A contrastive learning framework is then implemented as per the SupCon [11] methodology as follows: we split the baseline model into a fully convolutional and a fully connected sub-model, which are used as an encoder f(.) and classification network h(.), respectively so that $c=h \circ f$. We add a projection network g(.), which projects the encoded features $z=f(x)$ into a representation $\hat{x}=g(z)$. The projection $\hat{x}$ is used as an input to the contrastive loss that pre-trains the encoder. Finally, the classification network h(.) learns a mapping of the encoded features to their corresponding labels and is trained on a second stage following the encoder pre-training, whilst keeping the encoder weights fixed. A schematic of the framework is shown in Fig. 2.

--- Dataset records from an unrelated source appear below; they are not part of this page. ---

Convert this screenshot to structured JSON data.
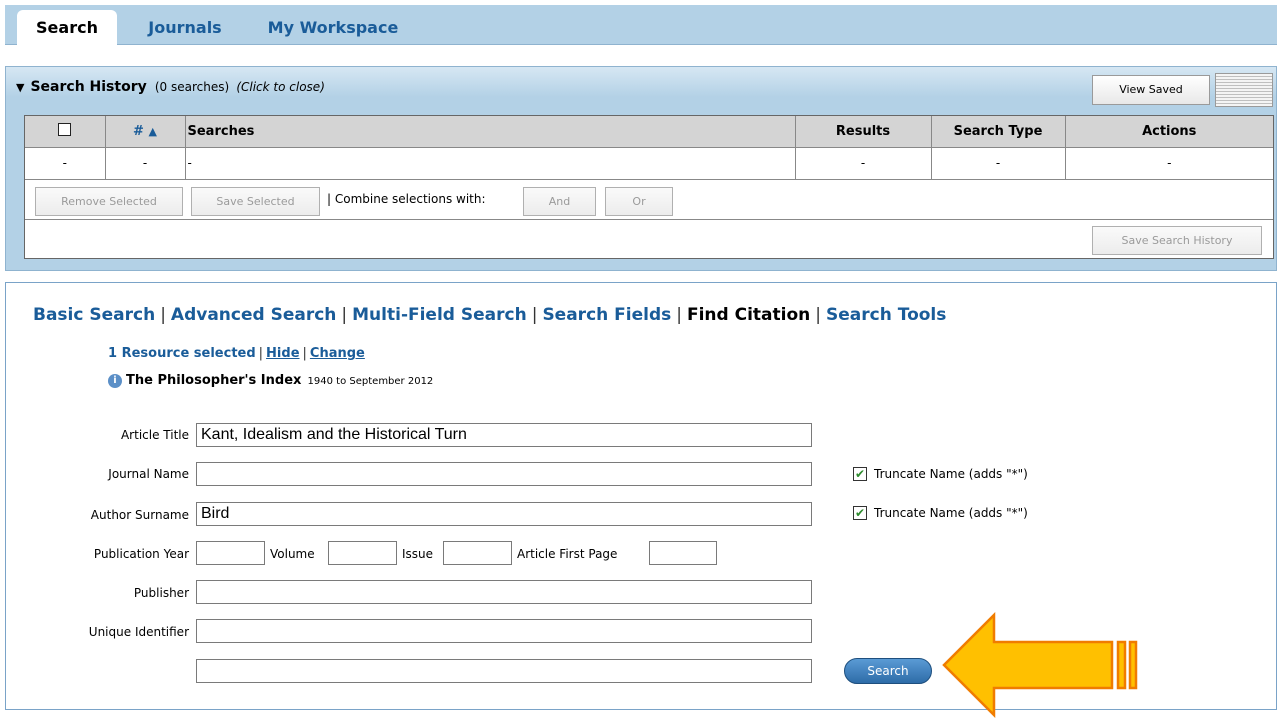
{
  "tabs": [
    {
      "label": "Search"
    },
    {
      "label": "Journals"
    },
    {
      "label": "My Workspace"
    }
  ],
  "history": {
    "title": "Search History",
    "count": "(0 searches)",
    "toggle": "(Click to close)",
    "view_saved": "View Saved",
    "columns": [
      "#",
      "Searches",
      "Results",
      "Search Type",
      "Actions"
    ],
    "row": [
      "-",
      "-",
      "-",
      "-",
      "-",
      "-"
    ],
    "remove_selected": "Remove Selected",
    "save_selected": "Save Selected",
    "combine_label": "| Combine selections with:",
    "and": "And",
    "or": "Or",
    "save_history": "Save Search History"
  },
  "subnav": {
    "basic": "Basic Search",
    "advanced": "Advanced Search",
    "multi": "Multi-Field Search",
    "fields": "Search Fields",
    "citation": "Find Citation",
    "tools": "Search Tools"
  },
  "resources": {
    "selected": "1 Resource selected",
    "hide": "Hide",
    "change": "Change",
    "db_name": "The Philosopher's Index",
    "db_range": "1940 to September 2012"
  },
  "form": {
    "article_title_label": "Article Title",
    "article_title_value": "Kant, Idealism and the Historical Turn",
    "journal_name_label": "Journal Name",
    "journal_name_value": "",
    "author_surname_label": "Author Surname",
    "author_surname_value": "Bird",
    "truncate_label": "Truncate Name (adds \"*\")",
    "pub_year_label": "Publication Year",
    "volume_label": "Volume",
    "issue_label": "Issue",
    "first_page_label": "Article First Page",
    "publisher_label": "Publisher",
    "unique_id_label": "Unique Identifier",
    "search_button": "Search"
  },
  "colors": {
    "accent": "#1a5c99",
    "banner": "#b3d1e6",
    "arrow_fill": "#ffc000",
    "arrow_stroke": "#f07c00"
  }
}
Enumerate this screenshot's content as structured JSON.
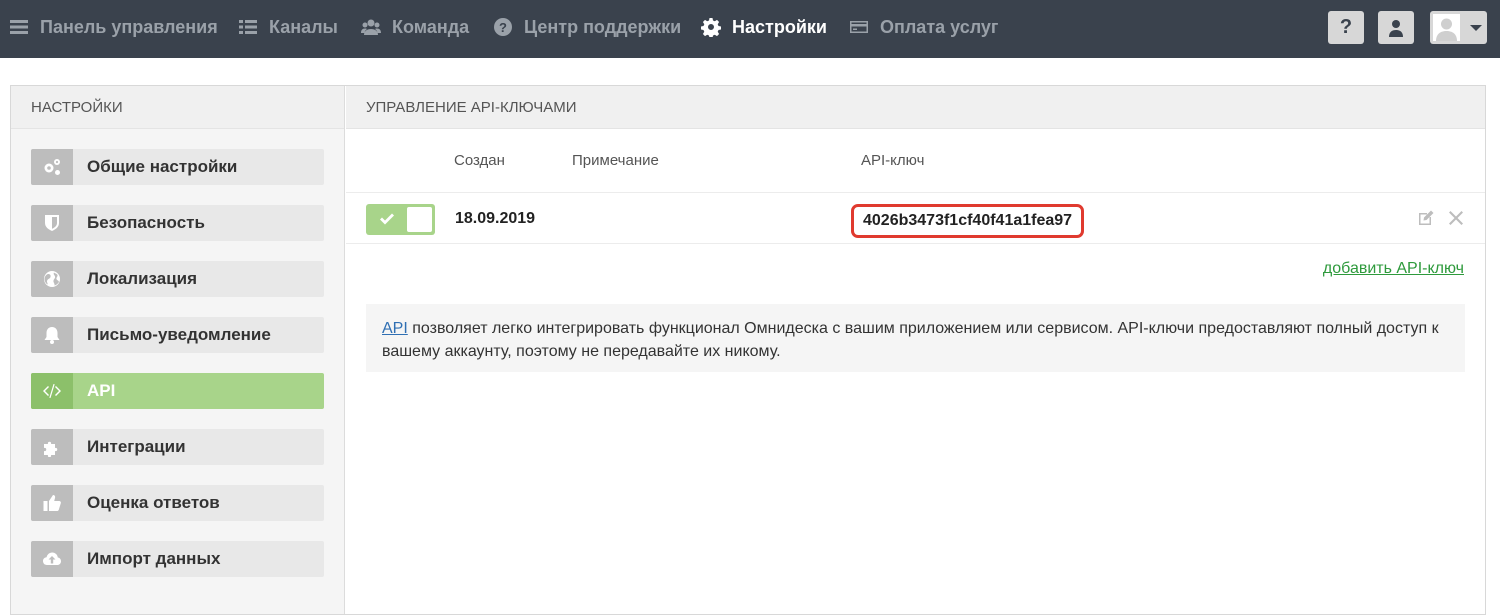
{
  "topnav": {
    "items": [
      {
        "label": "Панель управления",
        "icon": "dashboard-icon"
      },
      {
        "label": "Каналы",
        "icon": "list-icon"
      },
      {
        "label": "Команда",
        "icon": "team-icon"
      },
      {
        "label": "Центр поддержки",
        "icon": "help-circle-icon"
      },
      {
        "label": "Настройки",
        "icon": "gear-icon",
        "active": true
      },
      {
        "label": "Оплата услуг",
        "icon": "credit-card-icon"
      }
    ],
    "help_btn": "?"
  },
  "sidebar": {
    "title": "НАСТРОЙКИ",
    "items": [
      {
        "label": "Общие настройки",
        "icon": "gears-icon"
      },
      {
        "label": "Безопасность",
        "icon": "shield-icon"
      },
      {
        "label": "Локализация",
        "icon": "globe-icon"
      },
      {
        "label": "Письмо-уведомление",
        "icon": "bell-icon"
      },
      {
        "label": "API",
        "icon": "code-icon",
        "active": true
      },
      {
        "label": "Интеграции",
        "icon": "puzzle-icon"
      },
      {
        "label": "Оценка ответов",
        "icon": "thumbs-up-icon"
      },
      {
        "label": "Импорт данных",
        "icon": "cloud-upload-icon"
      }
    ]
  },
  "content": {
    "title": "УПРАВЛЕНИЕ API-КЛЮЧАМИ",
    "table": {
      "headers": [
        "Создан",
        "Примечание",
        "API-ключ"
      ],
      "rows": [
        {
          "enabled": true,
          "created": "18.09.2019",
          "note": "",
          "api_key": "4026b3473f1cf40f41a1fea97"
        }
      ]
    },
    "add_link": "добавить API-ключ",
    "info": {
      "link": "API",
      "text": " позволяет легко интегрировать функционал Омнидеска с вашим приложением или сервисом. API-ключи предоставляют полный доступ к вашему аккаунту, поэтому не передавайте их никому."
    }
  },
  "colors": {
    "topbar": "#3a424d",
    "accent_green": "#a8d48a",
    "highlight_red": "#e03a2f",
    "link_green": "#2e9a3c"
  }
}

The contrastive learning process is more formally described as: given N randomly augmented images $\{x_i\}_{i=1}^N$, we first obtain a batch of 2N images $B=\{1\ldots 2N\}$ by applying a second augmentation. For every image $x_i$ in the batch, and its projection $\hat{x_i}=g(f(x_i))$, there are also $M_i$ other images of the same label in the set $P_i=\{x_j\}_{j=1}^{M_i}$. According to [11] the supervised contrastive loss is defined as:

$$ L_{supcon} = \sum _{i\in B}-log\left\{ \frac{1}{M_i}\sum _{j \in P_i} \frac{exp(\hat{x}_i \hat{x}_j / \tau )}{\sum _{\alpha \in B \backslash i} exp(\hat{x}_i \hat{x}_{\alpha } / \tau )} \right\} , $$

where $\tau $ controls the temperature scaling of the softmax. We set $\tau =1000$ as per [11] and use brightness and contrast augmentations, as well as rotations to 30$^\circ $ and spatial translations at up to 10% of the image dimensions.

Table 1. Description of the training and test dataset.

Full size table

3.1 Data

The dataset used in this work comprised of anonymised 2D echocardiograms from multiple sites. The dataset is composed of data from EVAREST [21], a multi-site, multi-vendor UK trial, some data from the EchoNet public dataset [19], and some proprietary data from other imaging sites. The final dataset is split into a training and a test set of echocardiograms corresponding to 1,538 and 359 subjects, respectively. The total number of image frames contained in these data is 327,019 for the training set and 57,648 for the test set. Each echocardiographic video was labelled into one of 13 classes, which cover a set of standard cardiac views with or without microbubble contrast. The classes are shown in the first and second columns of Table 1 along with the number of subjects, echocardiograms and images present for each view.

Images were extracted from DICOM or AVI files and were pre-processed to remove all text information and annotations outside the ultrasound sector, so that the dataset contains only the images within the ultrasound sector.

As part of the EVAREST trial data, the dataset contains echocardiograms obtained with the patient at rest and with patients subjected to exercise or pharmacological stress. Heart rates vary from 45 to 150 and the number of heartbeats per scan are between one and three. The inclusion of stress echo data ensures that a range of image qualities is present in the dataset as stress echocardiograms tend to include images of poor image quality.

4 Experiments and Discussion

4.1 Experimental Setup

Prior to being fed into the network, image frames are resized to $192\times 192$ pixel size, z-score normalised, and rescaled to [0, 1] range. The model and pipeline was developed in Python 3.7.7 with Tensorflow 2.2 and training was performed on four Nvidia GeForce RTX 2080 Ti GPUs with 11 GB VRAM each.

The baseline and contrastive learning methods were trained using Adam with batch size 64^{Footnote 1} and learning rate equal to 0.0001 on a 8-fold cross-validation with the validation set containing 10% of the training dataset’s echocardiograms. Training stopped using an early stopping criterion based on the validation set.

We train models using all 13 view classes in two scenarios: one using all data, and then one with reduced data of around 50 echocardiograms per class, chosen at random. We report the mean F1 score, precision and recall across the different validation splits and a held out test set that is common across the different splits.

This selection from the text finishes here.